So what you want to do is load all the pixels of a block in the shared array (before your loop) and then do all the computations for one pixel using registers AND the values that you have loaded in the shared mem. That way, every pixel is only read once from global memory, which is what you want to achieve. Well, somewhat, more on that later!

Also, since KERNELRADIUS seems to be a #define, you dont even need to use dynamically allocated shared memory. You can use statically allocated shared memory.
A simple shared float sharedPixels[KERNELRADIUS] would do. As bigmac has already stated.

Now, another problem of your approach is that you cannot only load KERNELRADIUS values in shared memory, since those values are what is needed by 1 pixel, but the pixel next to it will also need a column of pixel you have not loaded into shared memory.

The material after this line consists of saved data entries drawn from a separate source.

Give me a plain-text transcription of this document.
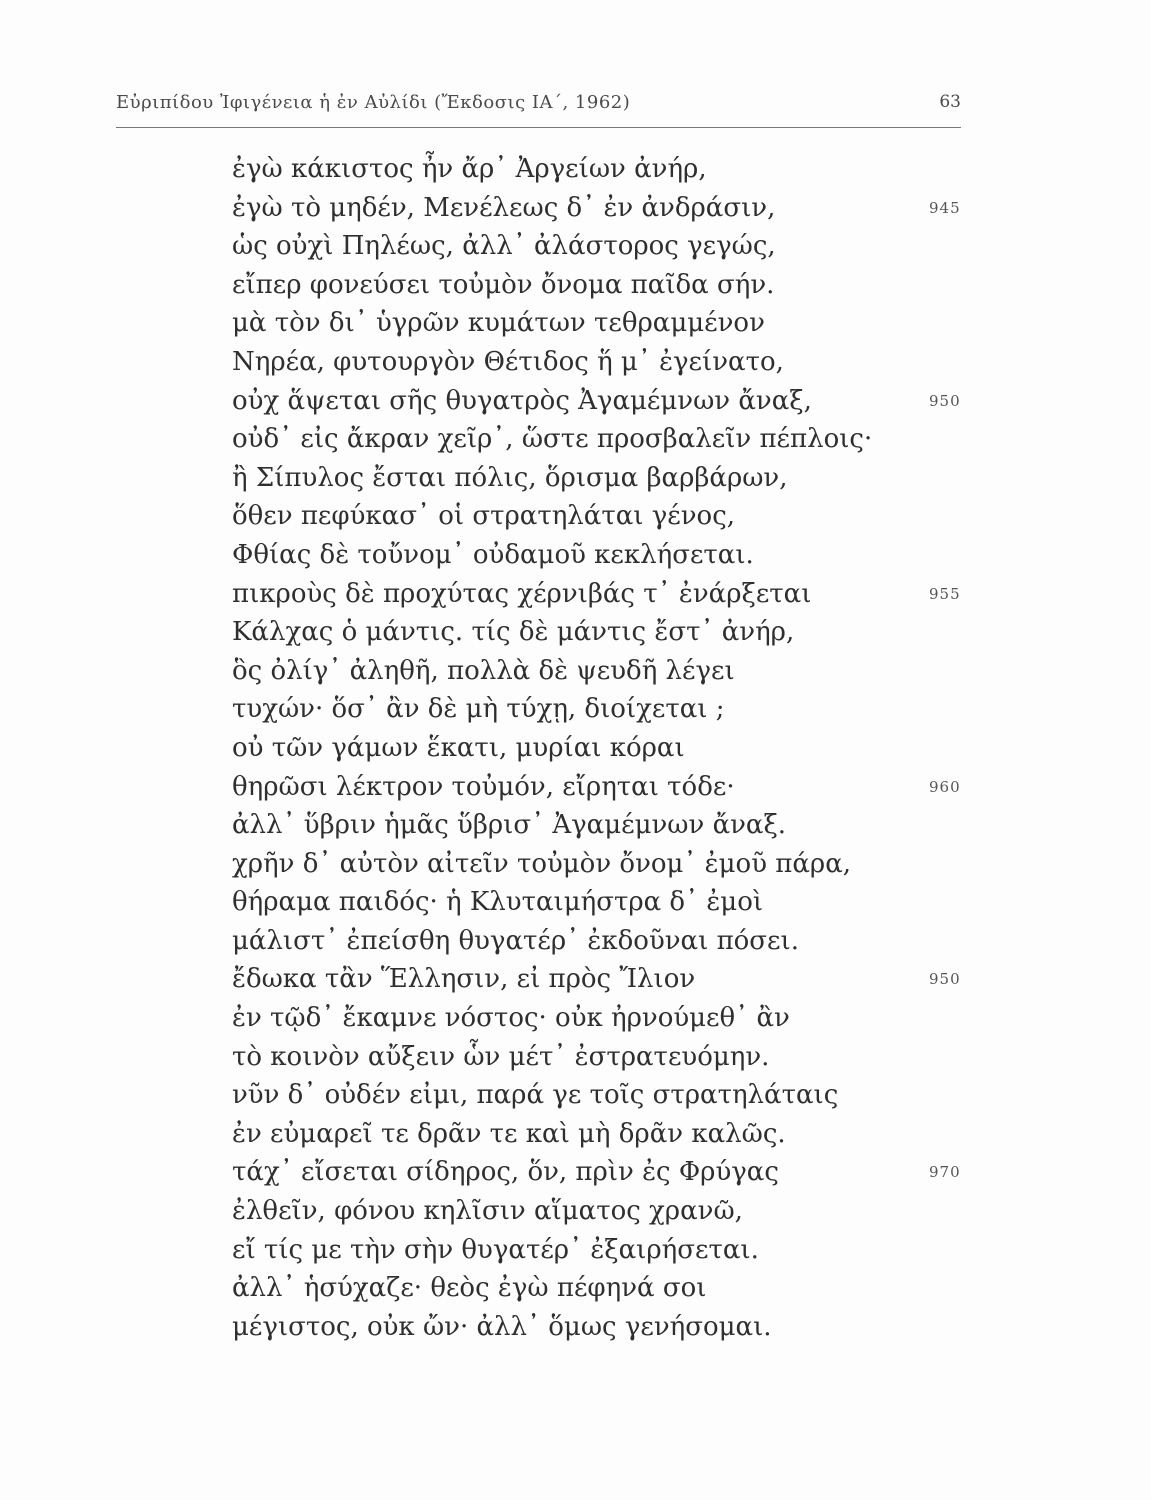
Εὐριπίδου Ἰφιγένεια ἡ ἐν Αὐλίδι (Ἔκδοσις ΙΑ΄, 1962)	63
ἐγὼ κάκιστος ἦν ἄρ᾽ Ἀργείων ἀνήρ,
ἐγὼ τὸ μηδέν, Μενέλεως δ᾽ ἐν ἀνδράσιν,	945
ὡς οὐχὶ Πηλέως, ἀλλ᾽ ἀλάστορος γεγώς,
εἴπερ φονεύσει τοὐμὸν ὄνομα παῖδα σήν.
μὰ τὸν δι᾽ ὑγρῶν κυμάτων τεθραμμένον
Νηρέα, φυτουργὸν Θέτιδος ἥ μ᾽ ἐγείνατο,
οὐχ ἅψεται σῆς θυγατρὸς Ἀγαμέμνων ἄναξ,	950
οὐδ᾽ εἰς ἄκραν χεῖρ᾽, ὥστε προσβαλεῖν πέπλοις·
ἢ Σίπυλος ἔσται πόλις, ὅρισμα βαρβάρων,
ὅθεν πεφύκασ᾽ οἱ στρατηλάται γένος,
Φθίας δὲ τοὔνομ᾽ οὐδαμοῦ κεκλήσεται.
πικροὺς δὲ προχύτας χέρνιβάς τ᾽ ἐνάρξεται	955
Κάλχας ὁ μάντις. τίς δὲ μάντις ἔστ᾽ ἀνήρ,
ὃς ὀλίγ᾽ ἀληθῆ, πολλὰ δὲ ψευδῆ λέγει
τυχών· ὅσ᾽ ἂν δὲ μὴ τύχῃ, διοίχεται ;
οὐ τῶν γάμων ἕκατι, μυρίαι κόραι
θηρῶσι λέκτρον τοὐμόν, εἴρηται τόδε·	960
ἀλλ᾽ ὕβριν ἡμᾶς ὕβρισ᾽ Ἀγαμέμνων ἄναξ.
χρῆν δ᾽ αὐτὸν αἰτεῖν τοὐμὸν ὄνομ᾽ ἐμοῦ πάρα,
θήραμα παιδός· ἡ Κλυταιμήστρα δ᾽ ἐμοὶ
μάλιστ᾽ ἐπείσθη θυγατέρ᾽ ἐκδοῦναι πόσει.
ἔδωκα τἂν Ἕλλησιν, εἰ πρὸς Ἴλιον	950
ἐν τῷδ᾽ ἔκαμνε νόστος· οὐκ ἠρνούμεθ᾽ ἂν
τὸ κοινὸν αὔξειν ὧν μέτ᾽ ἐστρατευόμην.
νῦν δ᾽ οὐδέν εἰμι, παρά γε τοῖς στρατηλάταις
ἐν εὐμαρεῖ τε δρᾶν τε καὶ μὴ δρᾶν καλῶς.
τάχ᾽ εἴσεται σίδηρος, ὅν, πρὶν ἐς Φρύγας	970
ἐλθεῖν, φόνου κηλῖσιν αἵματος χρανῶ,
εἴ τίς με τὴν σὴν θυγατέρ᾽ ἐξαιρήσεται.
ἀλλ᾽ ἡσύχαζε· θεὸς ἐγὼ πέφηνά σοι
μέγιστος, οὐκ ὤν· ἀλλ᾽ ὅμως γενήσομαι.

You could load (KERNELRADIUS*2) values into shared memory, that way you could treat KERNELRADIUS pixels using that shared array.

OK, I almost got it!

The only thing I still need to know is how to get the separate values of the R, G, B and A float out of my array?

Now the full pixel is loaded into s_data_Input[tid] doing:

s_data_Input[tid] = ((sI + y*pI) + 4*(x+i));

Knowing that 1 pixel contains 4 floats representing R, G, B and A, I need pixel[0] that corresponds with R, pixel[1] that corresponds with G, pixel[2] that corresponds with B and finally pixel[3] that corresponds with A.

Thanks again!